Customers are not misled since they generally do not have any notion one-on-one whether a product from their country is identical to a product sold in another country. Customers compare a product they buy with other products on the shelf sold in their country. This is their benchmark.  They buy what they like. If at all, a customer may have an idea about the taste or consistency of particularly well-known A-brands beyond national borders. However, even regarding A-brands customers are in a position to test and compare products and in the end decide whether they want to buy it. 

Regarding own brand, customers have no such “cross border” expectation at all. Own brands compete with discount products in each respective country, and customers benchmark such products with each other.

In addition to having price-entry level products, which provide the legal minimum requirements in the country, these products may also have some upper-tier segment focused on special ingredients.

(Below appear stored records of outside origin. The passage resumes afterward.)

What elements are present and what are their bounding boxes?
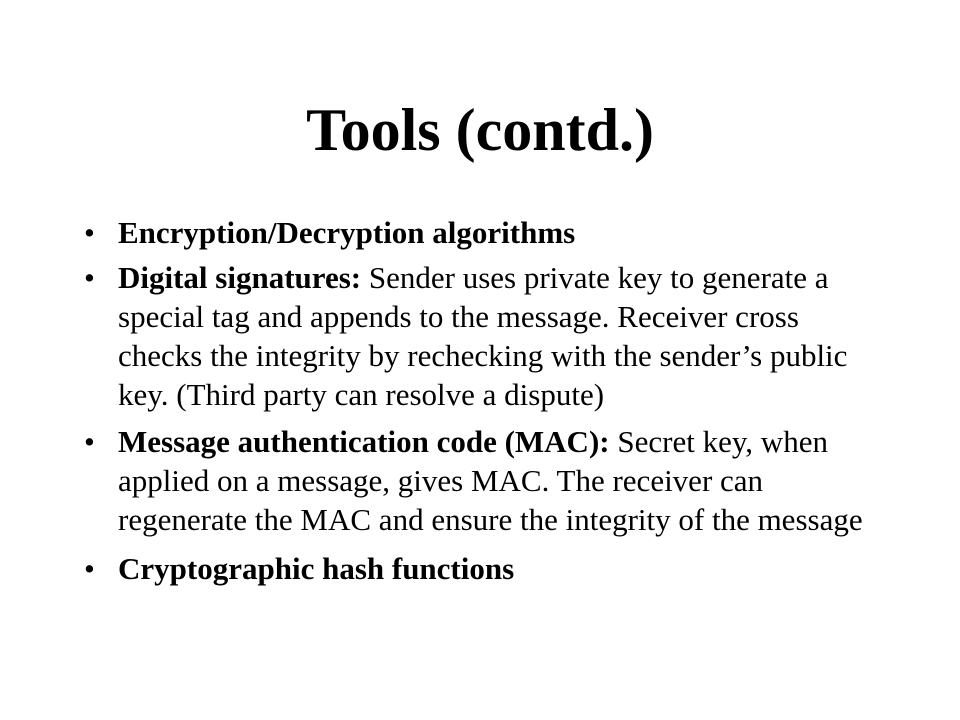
bullet-term: Digital signatures: [118, 260, 362, 295]
bullet-term: Encryption/Decryption algorithms [118, 215, 576, 250]
bullet-hash-functions [84, 549, 884, 588]
bullet-text: Secret key, when applied on a message, gives MAC. The receiver can regenerate the MAC and ensure the integrity of the message [118, 424, 863, 537]
bullet-text: Sender uses private key to generate a special tag and appends to the message. Receiver cross checks the integrity by rechecking with the sender’s public key. (Third party can resolve a dispute) [118, 260, 848, 412]
bullet-dot-icon: • [84, 260, 95, 295]
bullet-digital-signatures [84, 258, 884, 414]
bullet-list [84, 213, 884, 598]
bullet-term: Cryptographic hash functions [118, 551, 515, 586]
slide-title: Tools (contd.) [306, 97, 654, 163]
bullet-dot-icon: • [84, 215, 95, 250]
bullet-mac [84, 422, 884, 539]
bullet-term: Message authentication code (MAC): [118, 424, 610, 459]
bullet-dot-icon: • [84, 551, 95, 586]
bullet-encryption [84, 213, 884, 252]
bullet-dot-icon: • [84, 424, 95, 459]
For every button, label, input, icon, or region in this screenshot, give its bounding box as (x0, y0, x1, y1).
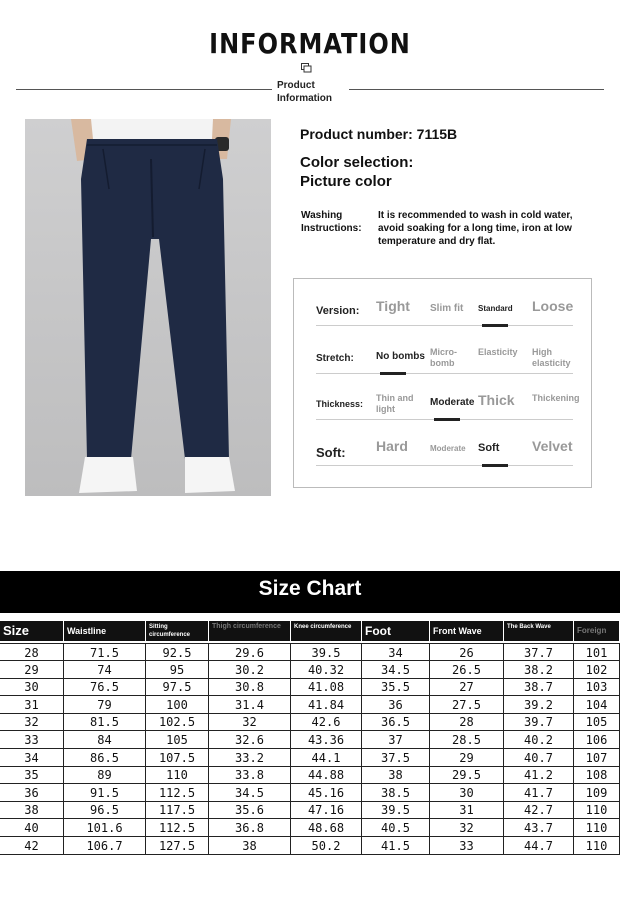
attribute-name: Version: (316, 305, 360, 317)
table-row (0, 661, 620, 679)
table-cell: 36 (0, 784, 64, 802)
table-cell: 32 (209, 713, 291, 731)
table-cell: 43.7 (504, 819, 574, 837)
attribute-option: Thin and light (376, 393, 414, 414)
table-cell: 40.7 (504, 749, 574, 767)
table-cell: 28 (0, 644, 64, 662)
table-cell: 35.6 (209, 801, 291, 819)
table-cell: 102 (574, 661, 620, 679)
table-header-cell: Waistline (64, 621, 145, 641)
table-header-cell: Knee circumference (291, 621, 361, 641)
table-cell: 30 (430, 784, 504, 802)
table-cell: 41.2 (504, 766, 574, 784)
table-cell: 44.1 (291, 749, 362, 767)
attribute-option: Thick (478, 392, 515, 408)
table-cell: 27 (430, 678, 504, 696)
table-cell: 33.2 (209, 749, 291, 767)
table-cell: 107.5 (146, 749, 209, 767)
table-cell: 30.2 (209, 661, 291, 679)
table-cell: 102.5 (146, 713, 209, 731)
table-cell: 44.7 (504, 837, 574, 855)
table-cell: 104 (574, 696, 620, 714)
table-cell: 76.5 (64, 678, 146, 696)
table-cell: 30 (0, 678, 64, 696)
table-cell: 110 (574, 837, 620, 855)
table-cell: 44.88 (291, 766, 362, 784)
table-cell: 30.8 (209, 678, 291, 696)
table-row (0, 643, 620, 661)
table-cell: 33 (0, 731, 64, 749)
table-cell: 106.7 (64, 837, 146, 855)
table-cell: 40.32 (291, 661, 362, 679)
attribute-row (294, 299, 593, 339)
table-cell: 105 (146, 731, 209, 749)
table-cell: 110 (146, 766, 209, 784)
attribute-row (294, 393, 593, 433)
table-cell: 112.5 (146, 784, 209, 802)
table-cell: 32 (430, 819, 504, 837)
table-cell: 31 (430, 801, 504, 819)
table-cell: 112.5 (146, 819, 209, 837)
attribute-option: Soft (478, 442, 500, 454)
table-row (0, 713, 620, 731)
attribute-option: Standard (478, 304, 513, 313)
attribute-row (294, 347, 593, 387)
table-header-cell: Size (0, 621, 63, 641)
attribute-row (294, 439, 593, 479)
table-cell: 109 (574, 784, 620, 802)
table-cell: 38.5 (362, 784, 430, 802)
table-cell: 36.8 (209, 819, 291, 837)
table-cell: 91.5 (64, 784, 146, 802)
table-cell: 50.2 (291, 837, 362, 855)
table-cell: 33 (430, 837, 504, 855)
table-row (0, 678, 620, 696)
table-cell: 108 (574, 766, 620, 784)
table-cell: 39.5 (362, 801, 430, 819)
table-cell: 110 (574, 801, 620, 819)
table-cell: 45.16 (291, 784, 362, 802)
table-cell: 37.5 (362, 749, 430, 767)
table-cell: 86.5 (64, 749, 146, 767)
table-header-cell: The Back Wave (504, 621, 573, 641)
table-cell: 97.5 (146, 678, 209, 696)
table-cell: 117.5 (146, 801, 209, 819)
attribute-selected-marker (482, 324, 508, 327)
attribute-option: Hard (376, 438, 408, 454)
table-cell: 48.68 (291, 819, 362, 837)
table-cell: 38.7 (504, 678, 574, 696)
table-row (0, 801, 620, 819)
table-cell: 101 (574, 644, 620, 662)
attribute-name: Soft: (316, 445, 346, 460)
attribute-selected-marker (434, 418, 460, 421)
table-row (0, 837, 620, 855)
table-cell: 34 (0, 749, 64, 767)
table-cell: 26.5 (430, 661, 504, 679)
table-row (0, 696, 620, 714)
table-row (0, 766, 620, 784)
table-cell: 36.5 (362, 713, 430, 731)
table-cell: 38 (362, 766, 430, 784)
attribute-option: Micro-bomb (430, 347, 457, 368)
table-cell: 28 (430, 713, 504, 731)
table-cell: 28.5 (430, 731, 504, 749)
table-cell: 105 (574, 713, 620, 731)
attribute-option: Moderate (430, 397, 475, 408)
table-cell: 38 (0, 801, 64, 819)
table-row (0, 749, 620, 767)
attribute-option: Moderate (430, 444, 466, 453)
attribute-name: Thickness: (316, 399, 364, 409)
attribute-name: Stretch: (316, 353, 354, 364)
table-cell: 96.5 (64, 801, 146, 819)
table-cell: 35 (0, 766, 64, 784)
table-cell: 29.6 (209, 644, 291, 662)
table-cell: 32 (0, 713, 64, 731)
header-divider-right (349, 89, 604, 90)
attribute-option: Loose (532, 298, 574, 314)
table-cell: 31 (0, 696, 64, 714)
table-cell: 40.5 (362, 819, 430, 837)
table-cell: 42.6 (291, 713, 362, 731)
table-cell: 39.7 (504, 713, 574, 731)
attribute-selected-marker (380, 372, 406, 375)
attribute-track (316, 373, 573, 374)
table-cell: 79 (64, 696, 146, 714)
table-row (0, 784, 620, 802)
product-number: Product number: 7115B (300, 126, 458, 142)
table-cell: 31.4 (209, 696, 291, 714)
table-cell: 40.2 (504, 731, 574, 749)
attribute-option: Thickening (532, 393, 580, 403)
table-cell: 33.8 (209, 766, 291, 784)
table-cell: 34.5 (209, 784, 291, 802)
table-cell: 92.5 (146, 644, 209, 662)
product-photo (25, 119, 271, 496)
table-header-cell: Sitting circumference (146, 621, 208, 641)
table-cell: 47.16 (291, 801, 362, 819)
attribute-option: No bombs (376, 351, 425, 362)
table-cell: 34.5 (362, 661, 430, 679)
table-cell: 41.5 (362, 837, 430, 855)
color-selection: Color selection: Picture color (300, 154, 414, 190)
table-cell: 107 (574, 749, 620, 767)
table-cell: 101.6 (64, 819, 146, 837)
table-cell: 27.5 (430, 696, 504, 714)
table-cell: 100 (146, 696, 209, 714)
table-header-cell: Foot (362, 621, 429, 641)
table-cell: 106 (574, 731, 620, 749)
table-header-cell: Foreign (574, 621, 619, 641)
table-cell: 41.08 (291, 678, 362, 696)
washing-label: Washing Instructions: (301, 210, 362, 234)
table-cell: 127.5 (146, 837, 209, 855)
table-cell: 71.5 (64, 644, 146, 662)
table-cell: 37 (362, 731, 430, 749)
table-cell: 42 (0, 837, 64, 855)
attribute-option: Velvet (532, 438, 573, 454)
page-title: INFORMATION (209, 27, 411, 61)
table-cell: 36 (362, 696, 430, 714)
table-cell: 40 (0, 819, 64, 837)
table-cell: 29 (430, 749, 504, 767)
table-row (0, 731, 620, 749)
table-cell: 103 (574, 678, 620, 696)
table-cell: 81.5 (64, 713, 146, 731)
attribute-selected-marker (482, 464, 508, 467)
attribute-track (316, 465, 573, 466)
table-cell: 35.5 (362, 678, 430, 696)
table-cell: 32.6 (209, 731, 291, 749)
table-cell: 84 (64, 731, 146, 749)
table-cell: 39.5 (291, 644, 362, 662)
table-cell: 39.2 (504, 696, 574, 714)
table-cell: 29 (0, 661, 64, 679)
table-cell: 29.5 (430, 766, 504, 784)
header-subtitle: Product Information (277, 80, 332, 104)
size-chart-title: Size Chart (258, 577, 362, 600)
table-cell: 37.7 (504, 644, 574, 662)
table-cell: 74 (64, 661, 146, 679)
table-header (0, 621, 620, 641)
table-cell: 38.2 (504, 661, 574, 679)
attribute-track (316, 325, 573, 326)
attribute-option: Slim fit (430, 303, 464, 314)
attribute-option: Tight (376, 298, 410, 314)
table-row (0, 819, 620, 837)
table-header-cell: Thigh circumference (209, 621, 290, 641)
header-divider-left (16, 89, 272, 90)
table-cell: 34 (362, 644, 430, 662)
attribute-option: High elasticity (532, 347, 571, 368)
table-cell: 43.36 (291, 731, 362, 749)
table-cell: 95 (146, 661, 209, 679)
table-cell: 42.7 (504, 801, 574, 819)
table-cell: 89 (64, 766, 146, 784)
table-cell: 41.84 (291, 696, 362, 714)
washing-instructions: It is recommended to wash in cold water, avoid soaking for a long time, iron at low temperature and dry flat. (378, 210, 573, 247)
table-cell: 110 (574, 819, 620, 837)
copy-icon (301, 63, 312, 73)
table-cell: 26 (430, 644, 504, 662)
attribute-option: Elasticity (478, 347, 518, 357)
table-header-cell: Front Wave (430, 621, 503, 641)
table-cell: 41.7 (504, 784, 574, 802)
table-cell: 38 (209, 837, 291, 855)
attributes-panel (293, 278, 592, 488)
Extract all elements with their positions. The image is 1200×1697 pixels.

Since each own-brand product in a country competes with local products, the compositions of these products along countries may also differ. The contributes to diversity and innovation in the food market.

Forcing uniformity  violates the freedom for customers

We have some serious concerns how the enforcement authorities will define what is identically marketed, as this is way too open for the interpretation that in the end will lead to dictating unique taste and prices. This will not allow manufacturers to have a legal certainty in product development. 

That’s why we call for abandoning the idea of amending the UCPD regarding alleged “dual quality” as it is against the interest of European consumers. The minimum requirement would be to put the legitimate reasons mentioned in the recitals for which products can be different into the legal text and limit the applicability of the amendment to well known A-brands.